Selanjutnya, dikatakan oleh Robson (1994: 46) jika sebuah teks merupakan kesatuan organis yang memiliki bagian awal, tengah, dan akhir seluruh teks tersebut harus diterbitkan. Hal ini berkaitan dengan penafsiran dan pemahaman teks serta penyuntingan teks secara kritis dan ilmiah. Dengan demikian, bantuan filologi dalam penelitian ini, terutama berupa penyediaan suntingan teks serta pemilihan teks dasar, sangat bermanfaat di dalam mengungkapkan Sinrilik Kappalak Tallumbatua ini dalam kesusastraan Makassar. Dari penelitian secara filologi ini diharapkan dapat diketahui bagian cerita dan komentar pasinrilik SKT mana bagian yang pokok, mana yang khiasan, mana yang harus ditaati, mana yang dapat diabaikan, mana bagian yang ditambah, dan mana yang dikurangi.

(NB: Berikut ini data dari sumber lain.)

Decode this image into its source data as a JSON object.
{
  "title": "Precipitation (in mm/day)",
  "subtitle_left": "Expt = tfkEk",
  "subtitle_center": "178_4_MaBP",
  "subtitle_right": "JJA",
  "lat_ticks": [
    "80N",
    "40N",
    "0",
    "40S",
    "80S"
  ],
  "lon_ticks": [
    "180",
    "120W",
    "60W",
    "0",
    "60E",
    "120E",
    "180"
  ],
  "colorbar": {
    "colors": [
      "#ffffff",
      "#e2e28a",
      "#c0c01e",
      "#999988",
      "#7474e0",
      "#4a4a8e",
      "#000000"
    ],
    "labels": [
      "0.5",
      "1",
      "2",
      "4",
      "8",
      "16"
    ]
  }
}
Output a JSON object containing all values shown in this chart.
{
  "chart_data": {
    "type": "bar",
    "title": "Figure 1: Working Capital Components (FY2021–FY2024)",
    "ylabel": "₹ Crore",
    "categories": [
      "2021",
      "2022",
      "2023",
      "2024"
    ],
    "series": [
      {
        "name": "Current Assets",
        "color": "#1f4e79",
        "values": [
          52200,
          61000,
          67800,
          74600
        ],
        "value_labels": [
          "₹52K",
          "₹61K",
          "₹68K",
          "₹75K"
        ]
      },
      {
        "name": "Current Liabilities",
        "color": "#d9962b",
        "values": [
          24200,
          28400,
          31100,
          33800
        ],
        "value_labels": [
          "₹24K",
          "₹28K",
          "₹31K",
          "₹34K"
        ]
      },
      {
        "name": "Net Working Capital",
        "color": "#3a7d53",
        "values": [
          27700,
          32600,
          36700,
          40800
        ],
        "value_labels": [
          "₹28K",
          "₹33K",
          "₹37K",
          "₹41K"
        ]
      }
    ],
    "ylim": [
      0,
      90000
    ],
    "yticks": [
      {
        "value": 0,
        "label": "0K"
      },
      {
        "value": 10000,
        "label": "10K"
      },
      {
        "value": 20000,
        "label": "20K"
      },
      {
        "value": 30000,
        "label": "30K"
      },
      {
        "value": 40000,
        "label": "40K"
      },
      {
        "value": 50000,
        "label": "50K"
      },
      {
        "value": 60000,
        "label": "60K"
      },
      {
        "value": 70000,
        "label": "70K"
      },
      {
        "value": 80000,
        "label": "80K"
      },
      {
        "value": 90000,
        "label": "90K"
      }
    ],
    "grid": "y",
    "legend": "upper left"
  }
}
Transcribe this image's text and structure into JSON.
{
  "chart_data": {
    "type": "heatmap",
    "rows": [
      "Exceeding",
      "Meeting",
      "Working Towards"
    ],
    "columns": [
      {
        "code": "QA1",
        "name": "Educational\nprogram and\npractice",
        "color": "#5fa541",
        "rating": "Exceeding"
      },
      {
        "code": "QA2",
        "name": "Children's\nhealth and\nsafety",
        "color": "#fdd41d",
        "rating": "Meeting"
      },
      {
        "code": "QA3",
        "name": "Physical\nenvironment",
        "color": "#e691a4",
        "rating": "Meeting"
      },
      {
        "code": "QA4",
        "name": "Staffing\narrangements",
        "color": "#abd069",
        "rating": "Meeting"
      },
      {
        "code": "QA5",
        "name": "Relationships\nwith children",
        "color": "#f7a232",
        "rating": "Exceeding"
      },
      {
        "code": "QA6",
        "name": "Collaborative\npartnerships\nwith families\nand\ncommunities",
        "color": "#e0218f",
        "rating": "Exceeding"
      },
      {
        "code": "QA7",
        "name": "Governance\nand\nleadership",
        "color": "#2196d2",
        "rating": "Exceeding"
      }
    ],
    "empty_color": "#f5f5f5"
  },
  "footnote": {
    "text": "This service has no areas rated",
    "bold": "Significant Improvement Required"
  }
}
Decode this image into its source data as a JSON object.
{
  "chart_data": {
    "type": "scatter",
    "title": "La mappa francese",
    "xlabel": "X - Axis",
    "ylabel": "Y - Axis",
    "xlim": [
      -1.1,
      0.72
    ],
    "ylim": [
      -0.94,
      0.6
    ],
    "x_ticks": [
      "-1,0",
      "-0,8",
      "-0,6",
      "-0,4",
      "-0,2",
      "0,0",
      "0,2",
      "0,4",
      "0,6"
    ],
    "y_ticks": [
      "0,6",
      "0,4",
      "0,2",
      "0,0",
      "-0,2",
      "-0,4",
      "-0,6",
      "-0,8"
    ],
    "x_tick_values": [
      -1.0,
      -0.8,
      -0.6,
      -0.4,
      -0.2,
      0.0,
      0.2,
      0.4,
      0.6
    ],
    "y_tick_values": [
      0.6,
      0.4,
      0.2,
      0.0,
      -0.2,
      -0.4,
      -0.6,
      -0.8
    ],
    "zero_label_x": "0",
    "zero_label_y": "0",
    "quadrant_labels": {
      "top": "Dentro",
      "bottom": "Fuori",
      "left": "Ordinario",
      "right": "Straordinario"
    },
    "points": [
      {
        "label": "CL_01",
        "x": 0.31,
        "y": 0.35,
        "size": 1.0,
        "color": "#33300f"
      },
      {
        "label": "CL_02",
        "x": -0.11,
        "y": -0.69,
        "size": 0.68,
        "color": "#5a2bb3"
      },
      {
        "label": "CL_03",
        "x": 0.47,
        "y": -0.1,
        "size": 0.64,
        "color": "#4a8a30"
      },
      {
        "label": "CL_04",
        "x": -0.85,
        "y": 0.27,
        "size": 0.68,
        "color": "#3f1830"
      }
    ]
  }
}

Demikian pula ketika tradisi lisan sinrilik tersebut diturunkan dalam bentuk tertulis, banyak unsur cerita yang berbeda dengan yang disampaikan dalam bentuk teks lisan. Berdasarkan pada hal yang telah dikemukakan sehubungan dengan penelitian terhadap Sinrilik Kappalak Tallumbatua yang dilakukan, satu hal yang pasti adalah melalui teori filologi yang digunakan akan tersaji sebuah teks tulisan yang berasal dari teks lisan. Hal ini terjadi melalui proses transkripsi dari lisan ke tulisan. Teks inilah yang akan menjadi bahan analisis untuk mengetahui hal-hal yang 35
berkaitan dengan tujuan penelitian ini, yaitu mengungkapkan unsur kelisanan, teks, interteks, dan resepsinya.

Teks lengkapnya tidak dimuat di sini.